A delegation of North Dakota state officials, including Lt. Gov. Drew Wrigley, as well as officials from the North Dakota National Guard and the North Dakota Homeland Security, flew into Watford City to see first-hand the damage caused by the F2 tornado that destroyed Raley RV Park south of the city on Memorial Day evening.
As they viewed the remnants of the 12 to 15 campers and a dozen or so motor vehicles that had been totaled as a result of the twister and the 120 mph winds that accompanied the storm, Wrigley questioned why there were no community shelters in the vicinity of the RV park that would have provided shelter for residents.
“There are federal dollars available that would have helped provide shelters for people that need it during storms like this,” stated Wrigley. “We, the state, want to be able to offer any assistance that we can to help in the recovery and clean-up efforts.”
But according to Brent Sanford, Watford City mayor, the tornado struck so quickly that people living in the RV park had no time to react.

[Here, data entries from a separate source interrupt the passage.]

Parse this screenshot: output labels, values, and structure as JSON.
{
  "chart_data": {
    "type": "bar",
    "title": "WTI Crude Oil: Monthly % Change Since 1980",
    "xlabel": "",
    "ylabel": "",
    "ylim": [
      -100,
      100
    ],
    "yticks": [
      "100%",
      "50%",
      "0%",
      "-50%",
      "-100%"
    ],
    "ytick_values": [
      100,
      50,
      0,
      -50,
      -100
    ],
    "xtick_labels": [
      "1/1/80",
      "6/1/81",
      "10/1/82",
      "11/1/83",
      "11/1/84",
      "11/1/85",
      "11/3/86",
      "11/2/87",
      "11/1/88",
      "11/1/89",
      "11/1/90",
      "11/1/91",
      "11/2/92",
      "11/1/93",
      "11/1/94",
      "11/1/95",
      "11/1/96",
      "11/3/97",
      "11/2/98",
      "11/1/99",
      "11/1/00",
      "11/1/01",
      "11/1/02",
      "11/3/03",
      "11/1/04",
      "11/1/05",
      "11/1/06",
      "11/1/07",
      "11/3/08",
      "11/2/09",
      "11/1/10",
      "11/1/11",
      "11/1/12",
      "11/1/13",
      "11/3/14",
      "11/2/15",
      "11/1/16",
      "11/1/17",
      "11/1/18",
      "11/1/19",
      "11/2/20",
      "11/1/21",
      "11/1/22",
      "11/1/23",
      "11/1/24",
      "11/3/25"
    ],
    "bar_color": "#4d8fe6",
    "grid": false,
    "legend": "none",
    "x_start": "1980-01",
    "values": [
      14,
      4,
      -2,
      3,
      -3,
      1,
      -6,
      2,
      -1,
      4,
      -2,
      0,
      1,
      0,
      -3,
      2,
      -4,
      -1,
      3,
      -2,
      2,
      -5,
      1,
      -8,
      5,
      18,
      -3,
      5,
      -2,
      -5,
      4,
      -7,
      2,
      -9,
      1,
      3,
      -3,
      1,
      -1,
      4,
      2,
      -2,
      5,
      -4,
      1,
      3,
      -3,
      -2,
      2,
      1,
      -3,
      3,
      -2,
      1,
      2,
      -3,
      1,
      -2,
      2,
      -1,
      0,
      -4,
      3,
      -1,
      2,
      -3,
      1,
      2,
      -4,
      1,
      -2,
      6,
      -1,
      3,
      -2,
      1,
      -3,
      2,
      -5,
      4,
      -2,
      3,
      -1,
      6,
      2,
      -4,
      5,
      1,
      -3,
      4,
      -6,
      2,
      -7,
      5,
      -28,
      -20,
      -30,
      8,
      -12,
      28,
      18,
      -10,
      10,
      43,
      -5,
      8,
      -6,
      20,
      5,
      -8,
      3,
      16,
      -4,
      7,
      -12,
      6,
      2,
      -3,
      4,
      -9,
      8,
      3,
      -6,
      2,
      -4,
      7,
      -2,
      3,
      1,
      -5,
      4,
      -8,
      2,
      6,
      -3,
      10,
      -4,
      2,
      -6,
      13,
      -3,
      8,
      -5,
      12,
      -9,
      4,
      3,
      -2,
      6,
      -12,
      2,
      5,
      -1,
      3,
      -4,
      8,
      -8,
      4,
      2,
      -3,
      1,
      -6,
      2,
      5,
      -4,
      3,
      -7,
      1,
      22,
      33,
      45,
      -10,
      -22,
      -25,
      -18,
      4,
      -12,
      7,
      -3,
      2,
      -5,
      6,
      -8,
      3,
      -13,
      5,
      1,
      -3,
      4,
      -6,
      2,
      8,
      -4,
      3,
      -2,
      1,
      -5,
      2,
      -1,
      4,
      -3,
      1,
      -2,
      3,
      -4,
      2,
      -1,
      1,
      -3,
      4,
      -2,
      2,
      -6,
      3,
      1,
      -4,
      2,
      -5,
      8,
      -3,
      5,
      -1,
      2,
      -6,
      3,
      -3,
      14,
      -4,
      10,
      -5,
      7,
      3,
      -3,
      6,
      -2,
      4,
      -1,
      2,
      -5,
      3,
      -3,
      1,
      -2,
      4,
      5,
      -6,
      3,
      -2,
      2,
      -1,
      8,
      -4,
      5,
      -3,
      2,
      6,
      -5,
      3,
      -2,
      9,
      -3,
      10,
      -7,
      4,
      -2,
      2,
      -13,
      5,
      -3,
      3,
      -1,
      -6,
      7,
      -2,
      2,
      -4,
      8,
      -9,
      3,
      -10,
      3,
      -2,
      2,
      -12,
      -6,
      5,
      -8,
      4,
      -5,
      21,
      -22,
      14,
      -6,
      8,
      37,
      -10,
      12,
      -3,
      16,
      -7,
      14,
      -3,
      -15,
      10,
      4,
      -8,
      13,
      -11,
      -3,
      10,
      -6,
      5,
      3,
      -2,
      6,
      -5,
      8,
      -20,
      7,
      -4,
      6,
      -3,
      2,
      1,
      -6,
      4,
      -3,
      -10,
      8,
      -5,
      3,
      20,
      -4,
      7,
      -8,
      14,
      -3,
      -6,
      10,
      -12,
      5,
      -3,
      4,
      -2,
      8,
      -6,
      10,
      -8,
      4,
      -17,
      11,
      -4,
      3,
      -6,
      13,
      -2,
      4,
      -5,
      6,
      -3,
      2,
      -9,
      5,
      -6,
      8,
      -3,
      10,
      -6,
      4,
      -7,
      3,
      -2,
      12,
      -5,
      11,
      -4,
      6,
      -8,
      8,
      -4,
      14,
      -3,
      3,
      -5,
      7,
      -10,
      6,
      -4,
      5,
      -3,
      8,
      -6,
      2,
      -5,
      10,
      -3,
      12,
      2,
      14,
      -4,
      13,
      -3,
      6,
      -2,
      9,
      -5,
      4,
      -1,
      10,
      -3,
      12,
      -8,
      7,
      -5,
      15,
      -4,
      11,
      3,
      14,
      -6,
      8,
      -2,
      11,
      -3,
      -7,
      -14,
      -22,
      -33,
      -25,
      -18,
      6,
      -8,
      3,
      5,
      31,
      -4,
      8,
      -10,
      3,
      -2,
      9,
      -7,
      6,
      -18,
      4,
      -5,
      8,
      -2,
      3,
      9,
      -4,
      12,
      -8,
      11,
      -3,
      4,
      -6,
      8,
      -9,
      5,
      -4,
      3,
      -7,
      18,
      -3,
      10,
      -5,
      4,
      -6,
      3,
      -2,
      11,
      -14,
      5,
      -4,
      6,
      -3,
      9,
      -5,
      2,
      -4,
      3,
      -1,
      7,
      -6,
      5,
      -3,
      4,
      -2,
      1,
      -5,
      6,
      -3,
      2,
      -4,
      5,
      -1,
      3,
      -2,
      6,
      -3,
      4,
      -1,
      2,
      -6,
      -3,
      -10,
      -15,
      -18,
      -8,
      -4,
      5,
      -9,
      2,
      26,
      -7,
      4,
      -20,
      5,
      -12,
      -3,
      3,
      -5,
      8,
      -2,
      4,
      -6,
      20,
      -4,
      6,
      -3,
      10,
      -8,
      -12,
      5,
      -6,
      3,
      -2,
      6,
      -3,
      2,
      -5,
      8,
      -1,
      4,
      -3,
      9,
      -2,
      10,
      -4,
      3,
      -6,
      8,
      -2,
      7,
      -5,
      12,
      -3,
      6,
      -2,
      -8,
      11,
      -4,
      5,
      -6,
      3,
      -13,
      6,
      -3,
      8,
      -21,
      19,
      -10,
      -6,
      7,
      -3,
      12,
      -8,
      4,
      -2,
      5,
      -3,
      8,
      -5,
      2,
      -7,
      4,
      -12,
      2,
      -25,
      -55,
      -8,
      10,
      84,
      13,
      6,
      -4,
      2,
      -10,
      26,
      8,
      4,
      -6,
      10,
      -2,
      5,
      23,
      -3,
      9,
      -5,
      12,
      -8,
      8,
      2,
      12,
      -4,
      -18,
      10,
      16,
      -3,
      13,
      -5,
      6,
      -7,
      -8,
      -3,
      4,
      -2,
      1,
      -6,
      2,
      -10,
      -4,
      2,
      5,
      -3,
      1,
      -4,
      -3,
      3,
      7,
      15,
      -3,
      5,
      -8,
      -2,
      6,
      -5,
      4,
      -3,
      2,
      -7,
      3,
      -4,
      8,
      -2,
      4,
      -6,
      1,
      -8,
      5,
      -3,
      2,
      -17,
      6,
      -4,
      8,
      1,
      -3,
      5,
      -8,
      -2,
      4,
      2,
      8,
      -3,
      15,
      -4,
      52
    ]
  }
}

But still, according to Sanford, the city would not have any objections if the state required that owners of workforce housing camps, such as Raley RV Park were to be required to have shelters on site.
“It is the state’s responsibility if it wants to require shelters in these types of camps,” said Sanford. “The state is responsible for licensing and monitoring them.”
For Tony Beyda, who had been living in the RV park for about four weeks, he told Wrigley that a shelter would have saved him from some of the injuries, including a severe laceration to the scalp that required several stitches, which he sustained in the tornado.